This should be extracted <p>I do not want this</p> This should be extracted <a>This may appear after other tags and I do not want this</a>
I have tried to do (.*)(<p>|<a>|<\/p>|<\/a>)(.*)
but this will capture everything up till the last tag and the earlier tags are captured together with text outside of tags.
I have tried to search on Stackoverflow like this: Match text outside of html tags but the regex provided has a pattern error when I pasted it in regex101.com.
Would appreciate any help on this, thanks.
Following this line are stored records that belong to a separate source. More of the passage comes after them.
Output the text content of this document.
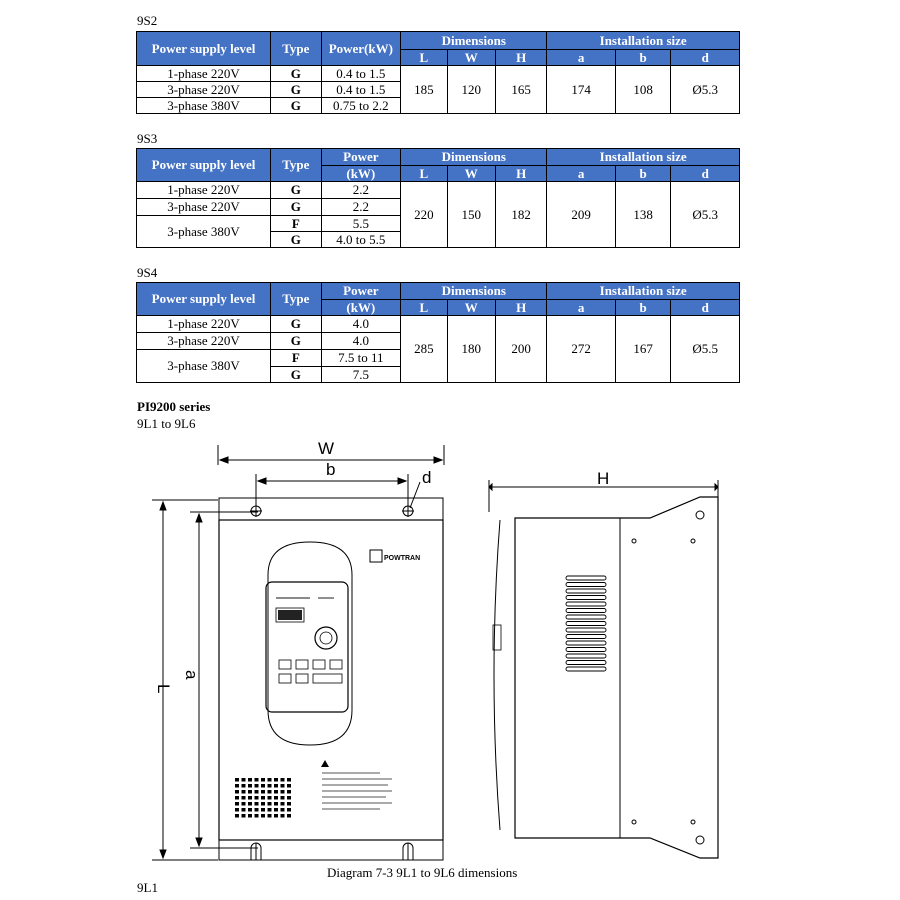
9S2
Power supply level	Type	Power(kW)	Dimensions			Installation size		
			L	W	H	a	b	d
1-phase 220V	G	0.4 to 1.5	185	120	165	174	108	Ø5.3
3-phase 220V	G	0.4 to 1.5						
3-phase 380V	G	0.75 to 2.2						
9S3
Power supply level	Type	Power	Dimensions			Installation size		
		(kW)	L	W	H	a	b	d
1-phase 220V	G	2.2	220	150	182	209	138	Ø5.3
3-phase 220V	G	2.2						
3-phase 380V	F	5.5						
	G	4.0 to 5.5						
9S4
Power supply level	Type	Power	Dimensions			Installation size		
		(kW)	L	W	H	a	b	d
1-phase 220V	G	4.0	285	180	200	272	167	Ø5.5
3-phase 220V	G	4.0						
3-phase 380V	F	7.5 to 11						
	G	7.5						
PI9200 series
9L1 to 9L6
POWTRAN
W
b	d	H
L
a
Diagram 7-3 9L1 to 9L6 dimensions
9L1
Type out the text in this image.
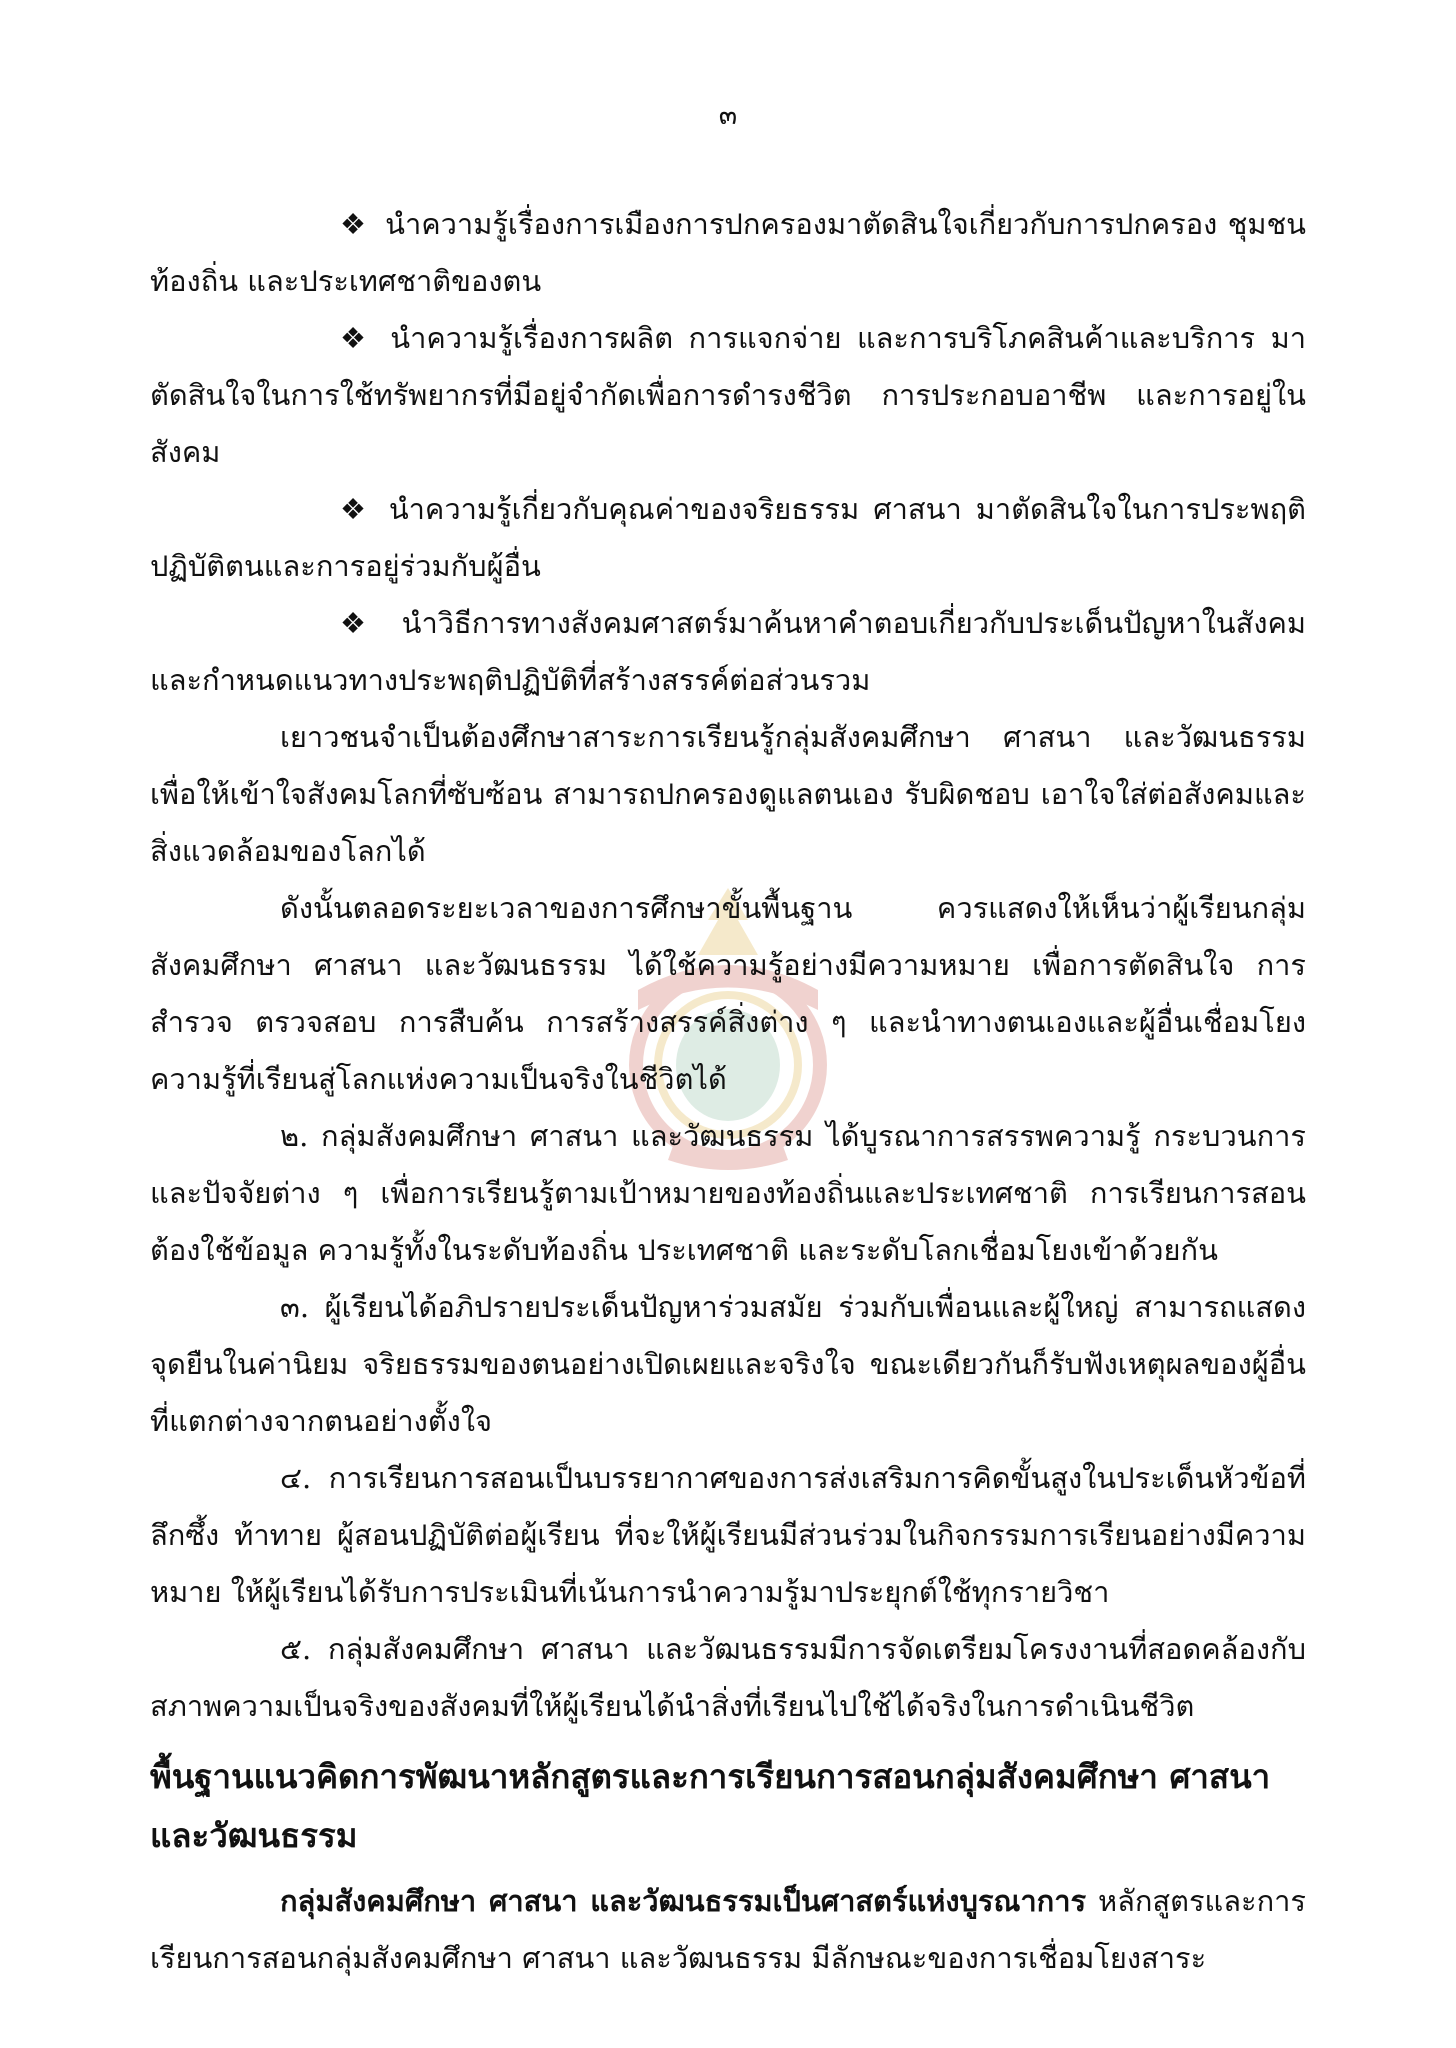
๓

❖ นำความรู้เรื่องการเมืองการปกครองมาตัดสินใจเกี่ยวกับการปกครอง ชุมชนท้องถิ่น และประเทศชาติของตน

❖ นำความรู้เรื่องการผลิต การแจกจ่าย และการบริโภคสินค้าและบริการ มาตัดสินใจในการใช้ทรัพยากรที่มีอยู่จำกัดเพื่อการดำรงชีวิต การประกอบอาชีพ และการอยู่ในสังคม

❖ นำความรู้เกี่ยวกับคุณค่าของจริยธรรม ศาสนา มาตัดสินใจในการประพฤติปฏิบัติตนและการอยู่ร่วมกับผู้อื่น

❖ นำวิธีการทางสังคมศาสตร์มาค้นหาคำตอบเกี่ยวกับประเด็นปัญหาในสังคมและกำหนดแนวทางประพฤติปฏิบัติที่สร้างสรรค์ต่อส่วนรวม

เยาวชนจำเป็นต้องศึกษาสาระการเรียนรู้กลุ่มสังคมศึกษา ศาสนา และวัฒนธรรมเพื่อให้เข้าใจสังคมโลกที่ซับซ้อน สามารถปกครองดูแลตนเอง รับผิดชอบ เอาใจใส่ต่อสังคมและสิ่งแวดล้อมของโลกได้

ดังนั้นตลอดระยะเวลาของการศึกษาขั้นพื้นฐาน ควรแสดงให้เห็นว่าผู้เรียนกลุ่มสังคมศึกษา ศาสนา และวัฒนธรรม ได้ใช้ความรู้อย่างมีความหมาย เพื่อการตัดสินใจ การสำรวจ ตรวจสอบ การสืบค้น การสร้างสรรค์สิ่งต่าง ๆ และนำทางตนเองและผู้อื่นเชื่อมโยงความรู้ที่เรียนสู่โลกแห่งความเป็นจริงในชีวิตได้

๒. กลุ่มสังคมศึกษา ศาสนา และวัฒนธรรม ได้บูรณาการสรรพความรู้ กระบวนการ และปัจจัยต่าง ๆ เพื่อการเรียนรู้ตามเป้าหมายของท้องถิ่นและประเทศชาติ การเรียนการสอนต้องใช้ข้อมูล ความรู้ทั้งในระดับท้องถิ่น ประเทศชาติ และระดับโลกเชื่อมโยงเข้าด้วยกัน

๓. ผู้เรียนได้อภิปรายประเด็นปัญหาร่วมสมัย ร่วมกับเพื่อนและผู้ใหญ่ สามารถแสดงจุดยืนในค่านิยม จริยธรรมของตนอย่างเปิดเผยและจริงใจ ขณะเดียวกันก็รับฟังเหตุผลของผู้อื่นที่แตกต่างจากตนอย่างตั้งใจ

๔. การเรียนการสอนเป็นบรรยากาศของการส่งเสริมการคิดขั้นสูงในประเด็นหัวข้อที่ลึกซึ้ง ท้าทาย ผู้สอนปฏิบัติต่อผู้เรียน ที่จะให้ผู้เรียนมีส่วนร่วมในกิจกรรมการเรียนอย่างมีความหมาย ให้ผู้เรียนได้รับการประเมินที่เน้นการนำความรู้มาประยุกต์ใช้ทุกรายวิชา

๕. กลุ่มสังคมศึกษา ศาสนา และวัฒนธรรมมีการจัดเตรียมโครงงานที่สอดคล้องกับสภาพความเป็นจริงของสังคมที่ให้ผู้เรียนได้นำสิ่งที่เรียนไปใช้ได้จริงในการดำเนินชีวิต

พื้นฐานแนวคิดการพัฒนาหลักสูตรและการเรียนการสอนกลุ่มสังคมศึกษา ศาสนา และวัฒนธรรม

กลุ่มสังคมศึกษา ศาสนา และวัฒนธรรมเป็นศาสตร์แห่งบูรณาการ หลักสูตรและการเรียนการสอนกลุ่มสังคมศึกษา ศาสนา และวัฒนธรรม มีลักษณะของการเชื่อมโยงสาระ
You can use PHP's DOMDocument
and DOMXPath
to get the values that you want. The trick is to wrap the HTML from your database in a (for example) <div>
tag, and you can then load it into a DOMDocument
and use DOMXPath
to search for children of the <div>
tag which are purely text using the text()
path:
$html = 'This should be extracted <p>I do not want this</p> This should also be extracted <a>This may appear after other tags and I do not want this</a>';
$doc = new DOMDocument();
$doc->loadHTML("<div>$html</div>", LIBXML_HTML_NODEFDTD | LIBXML_HTML_NOIMPLIED);
$xpath = new DOMXPath($doc);
$texts = array();
foreach ($xpath->query('/div/text()') as $text) {
$texts[] = $text->nodeValue;
}
print_r($texts);
Output:
Array (
[0] => This should be extracted
[1] => This should also be extracted
)